The Fourth Panel of the Superior Court of Justice (STJ) granted a bank’s special appeal in order to set aside the recognition of supressio in an enforcement proceeding that had been suspended, for a long period, because no assets of the debtor had been found.
With the decision, the panel determined the application of interest and monetary correction, in the manner established in the judgment, throughout the entire period of the existence of the debt, until the date of effective payment.
At the origin, the bank filed a monitory action, based on a revolving credit agreement, against a company and its partners. The court ordered the debtors to pay the amount claimed by the financial institution.
At the enforcement stage, the Court of Justice of São Paulo (TJSP) set aside the occurrence of intercurrent prescription, but, based on the institute of supressio, decided that neither interest nor monetary correction would be computed on the debt during the period in which the proceedings were stayed because no assets had been found in the name of the parties subject to enforcement.
For the local court, the bank would have benefited from the application of the charges while it remained inert, without taking measures to find the debtors’ assets and allow the regular processing of the enforcement.
Supressio requires analysis of the party’s good faith
The reporting justice emphasized that, although the institute of supressio has its basis in the need for the stabilization of legal relationships, it is not to be confused with the extinction of rights that occurs in prescription or in decadence.
The justice stated that, for the recognition of supressio, it is necessary to ascertain the good faith and the duty of loyalty and trust, unlike what occurs in prescription and decadence, in which the mere passage of time entails the extinction of the right. Supressio, therefore, requires an analysis of the creditor’s omission and also of its effect on the debtor’s expectation.
According to the magistrate, supressio is the loss of the possibility of exercising a right, due to its non-exercise for a certain period, since this generates in the opposing party the legitimate expectation that it will no longer be demanded.

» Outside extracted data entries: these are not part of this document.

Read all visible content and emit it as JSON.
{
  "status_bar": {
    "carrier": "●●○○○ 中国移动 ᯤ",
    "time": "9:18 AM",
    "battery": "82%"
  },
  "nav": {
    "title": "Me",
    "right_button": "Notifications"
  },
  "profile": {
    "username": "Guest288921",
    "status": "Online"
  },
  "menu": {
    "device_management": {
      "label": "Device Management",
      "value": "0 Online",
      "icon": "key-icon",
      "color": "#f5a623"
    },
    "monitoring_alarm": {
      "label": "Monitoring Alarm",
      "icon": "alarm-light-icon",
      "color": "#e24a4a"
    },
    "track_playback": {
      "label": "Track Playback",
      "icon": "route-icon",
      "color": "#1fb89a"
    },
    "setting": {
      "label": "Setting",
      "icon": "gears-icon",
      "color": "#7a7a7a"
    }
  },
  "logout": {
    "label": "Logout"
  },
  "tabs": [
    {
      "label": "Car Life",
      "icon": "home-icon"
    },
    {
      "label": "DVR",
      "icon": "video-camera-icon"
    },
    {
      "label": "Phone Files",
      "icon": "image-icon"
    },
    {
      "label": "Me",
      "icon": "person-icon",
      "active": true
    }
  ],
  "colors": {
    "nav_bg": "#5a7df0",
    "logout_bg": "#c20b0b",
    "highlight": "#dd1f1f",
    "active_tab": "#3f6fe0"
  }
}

As explained, the omission “gains legal relevance by causing in the other party the conviction that the subjective right will no longer be exercised”.
Absence of assets did not generate a legitimate expectation in the debtors
In the case under trial, the reporting justice observed that it is not possible to apply the institute of supressio, since the absence of assets in the enforcement proceeding cannot have led the defendant to the legitimate expectation that he would no longer be subject to enforcement, nor be considered a relevant omission for the extinction of the right.
“It cannot be overlooked that the appellant’s right was effectively exercised when filing the action and when the enforcement of the final and unappealable judgment was initiated”, he stated, adding that, although proceedings are subject to delays, “such circumstances cannot be considered truly significant, so as to qualify an omission as relevant for the extinction of the right”.
Read also:
Income from a debtor’s asset is subject to attachment
The significant element for the suspension of the proceedings and the postponement of the realization of the right recognized in the judgment—the reporting justice concluded—was not the creditor’s omission, but the absence of assets for the fulfillment of the obligation.